How often do we mean exactly what we say and say exactly what we mean?
Living abroad has meant a number of things for my spoken word- from stripping my sentences down to the bare necessities, to finding words that describe my feelings in the local language quicker than in my mother tongue, to deliberately expending my already limited capacity for communication with the outside world on people and thoughts that truly matter to me. I often wonder how my dialect has been affected by this severe upturning in usage and comfort- how the words that swirl about in my head and those that leave my lips speak operatic ballads of who I have become today.
In the English language, we pepper our words with such frill and pomp that the meaning of a sentence itself can be entirely lost in the hullabaloo.
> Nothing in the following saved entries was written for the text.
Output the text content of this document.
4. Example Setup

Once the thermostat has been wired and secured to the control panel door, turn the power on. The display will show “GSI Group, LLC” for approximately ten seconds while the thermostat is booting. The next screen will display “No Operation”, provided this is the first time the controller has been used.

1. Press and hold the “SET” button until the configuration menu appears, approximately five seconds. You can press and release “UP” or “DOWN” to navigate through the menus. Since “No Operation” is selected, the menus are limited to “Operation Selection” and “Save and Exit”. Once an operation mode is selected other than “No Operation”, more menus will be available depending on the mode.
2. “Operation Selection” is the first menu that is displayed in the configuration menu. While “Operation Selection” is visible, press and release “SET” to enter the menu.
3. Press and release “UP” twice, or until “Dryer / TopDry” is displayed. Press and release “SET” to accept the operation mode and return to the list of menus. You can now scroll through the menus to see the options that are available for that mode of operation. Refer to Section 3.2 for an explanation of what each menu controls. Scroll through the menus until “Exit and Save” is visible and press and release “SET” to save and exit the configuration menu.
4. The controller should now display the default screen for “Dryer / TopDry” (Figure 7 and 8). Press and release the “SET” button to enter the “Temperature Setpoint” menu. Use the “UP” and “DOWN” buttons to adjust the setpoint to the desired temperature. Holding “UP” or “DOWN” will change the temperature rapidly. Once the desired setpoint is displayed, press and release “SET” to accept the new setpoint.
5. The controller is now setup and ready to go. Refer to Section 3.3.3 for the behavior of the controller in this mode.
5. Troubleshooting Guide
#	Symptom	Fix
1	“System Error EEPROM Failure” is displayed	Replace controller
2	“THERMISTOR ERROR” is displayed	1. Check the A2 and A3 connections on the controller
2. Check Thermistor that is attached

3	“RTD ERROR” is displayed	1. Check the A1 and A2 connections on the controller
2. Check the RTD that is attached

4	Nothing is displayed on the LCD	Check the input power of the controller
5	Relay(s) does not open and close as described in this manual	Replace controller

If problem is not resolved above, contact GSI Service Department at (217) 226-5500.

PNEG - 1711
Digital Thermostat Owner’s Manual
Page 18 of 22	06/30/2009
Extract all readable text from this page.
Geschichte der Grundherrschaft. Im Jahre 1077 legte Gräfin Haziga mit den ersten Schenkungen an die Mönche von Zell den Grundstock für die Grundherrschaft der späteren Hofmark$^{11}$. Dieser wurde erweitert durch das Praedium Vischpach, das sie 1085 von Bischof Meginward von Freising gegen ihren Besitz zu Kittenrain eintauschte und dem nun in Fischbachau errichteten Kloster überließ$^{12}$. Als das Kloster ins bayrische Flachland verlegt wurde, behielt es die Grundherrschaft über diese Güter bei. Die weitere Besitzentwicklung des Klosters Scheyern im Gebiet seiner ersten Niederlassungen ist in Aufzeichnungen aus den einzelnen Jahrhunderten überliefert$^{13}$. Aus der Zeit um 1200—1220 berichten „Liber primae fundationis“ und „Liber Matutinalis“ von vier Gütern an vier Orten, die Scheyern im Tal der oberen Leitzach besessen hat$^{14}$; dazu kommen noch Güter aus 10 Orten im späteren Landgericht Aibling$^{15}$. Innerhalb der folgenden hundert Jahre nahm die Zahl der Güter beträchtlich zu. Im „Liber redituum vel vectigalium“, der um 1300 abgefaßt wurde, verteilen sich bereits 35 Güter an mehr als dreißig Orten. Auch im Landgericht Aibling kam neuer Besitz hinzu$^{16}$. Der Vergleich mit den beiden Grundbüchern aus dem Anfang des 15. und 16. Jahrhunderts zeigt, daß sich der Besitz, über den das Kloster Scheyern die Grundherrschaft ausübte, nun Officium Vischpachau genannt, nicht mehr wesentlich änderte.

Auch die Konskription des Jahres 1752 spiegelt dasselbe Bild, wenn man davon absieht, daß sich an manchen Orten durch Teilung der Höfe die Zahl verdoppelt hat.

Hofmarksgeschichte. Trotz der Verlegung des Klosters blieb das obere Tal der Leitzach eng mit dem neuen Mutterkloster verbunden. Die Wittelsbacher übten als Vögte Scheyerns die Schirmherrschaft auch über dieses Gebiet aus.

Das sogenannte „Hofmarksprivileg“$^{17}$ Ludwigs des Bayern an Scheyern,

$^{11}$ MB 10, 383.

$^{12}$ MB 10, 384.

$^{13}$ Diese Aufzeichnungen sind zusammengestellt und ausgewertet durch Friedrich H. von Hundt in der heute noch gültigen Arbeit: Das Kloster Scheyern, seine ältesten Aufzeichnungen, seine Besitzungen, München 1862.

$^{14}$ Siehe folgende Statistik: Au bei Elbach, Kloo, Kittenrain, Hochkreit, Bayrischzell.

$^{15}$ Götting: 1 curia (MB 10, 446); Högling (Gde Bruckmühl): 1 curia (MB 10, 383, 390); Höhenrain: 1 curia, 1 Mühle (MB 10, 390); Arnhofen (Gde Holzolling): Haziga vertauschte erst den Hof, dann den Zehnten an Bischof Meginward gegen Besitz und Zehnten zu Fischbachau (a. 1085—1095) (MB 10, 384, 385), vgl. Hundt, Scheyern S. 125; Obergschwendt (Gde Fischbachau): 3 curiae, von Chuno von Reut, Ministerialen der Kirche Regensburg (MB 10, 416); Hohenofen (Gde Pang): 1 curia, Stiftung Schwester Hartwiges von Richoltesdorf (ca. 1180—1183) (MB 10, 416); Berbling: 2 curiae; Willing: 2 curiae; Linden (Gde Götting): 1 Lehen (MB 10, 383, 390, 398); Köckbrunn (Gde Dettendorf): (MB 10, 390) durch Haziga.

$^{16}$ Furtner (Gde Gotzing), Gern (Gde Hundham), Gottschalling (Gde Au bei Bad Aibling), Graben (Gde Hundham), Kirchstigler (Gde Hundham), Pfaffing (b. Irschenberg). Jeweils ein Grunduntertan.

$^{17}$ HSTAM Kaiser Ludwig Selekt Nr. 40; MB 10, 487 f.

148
Our intentions and our true meaning are often so disparate that we leave conversations wondering why we said what we said and how it could have been interpreted by the receiver- perhaps he thought I meant wrong, maybe she thinks something more of it, did I just say that to them? Albeit, much of our received meaning resides in intonations, body language, facial expressions. Often we hide behind our masked meanings and exterior appearances to shield us from the blow of pain we may endure from being wrongly understood- wrongly judged.
How severely, then, does this affect our ability to communicate and express ourselves truly, freely, nakedly, lacking all façades and concerns?
In learning another language at an intimate level, rather than just learning how each word translates to and from English, but truly understanding what the speaker’s intentions are in saying each specific word, one comes to wonder if the complexity of the English language roots in a sophisticated refinement of Latin or simply an ornate piece of jewelry used to determine status, worth, and authority.  In the unadorned beauty of the Khmer people, however, each word has purpose, each phrase direction, and each sentence finality. There is no- “I would like” and “It would be great if” and “If you don’t mind.” It’s “Khnyom tov nyam bai” (“I go eat rice,”) “Pookyung chup tee nee” (“We stop here now,”) “At banya ha, at aiy te.” (“Do not worry, it is nothing.”) The words passing between each Khmer are stripped of ambivalence, washed down with bluntness, and fed to one another on a plate of tenacious honesty. It leaves no room for superfluities and round-aboutness- it is naked and absolute.
Having a limited knowledge of six languages, and having lived amongst natives of each language, I’ve been given the opportunity to experience the raw passion that makes each unique, pure, special. In each language, a whole culture resides just centimeters behind the cloak of words its natives wrap themselves in each day- colored and adorned with the intangible beauty of a nation. Are the most ornately decorated, colorfully painted, embellished weavings those of the most refined cultures, or have we shed our charms and adornments, abandoned our harsh threads, and removed our kitschy tassels in attempt of attaining a refined opulence of a cultured society with no culture at all.

3 Comments Add yours

  1. rajesh goyal says:

    you are always nice and beautifully writing all these articles have a nice time and enjoy your life

  2. Anu says:

    Your writing comes across as a beautiful, soulful, sensuous poem.
    Great observation on how language can be so ‘to the point’ versus ’round-about’. There are times when one would want to be able to communicate exactly as one feels, no ambiguity, no second guessing. However, most of the times I feel that phrases such as ‘If you don’t mind’, ‘Ah! If only’, ‘I’d love to but’, etc add a dimension that makes interaction pleasing, humble, mischievous, graceful and the likes.
    It might be quite interesting to compare Khmer literature with that of other ‘flowery’ languages.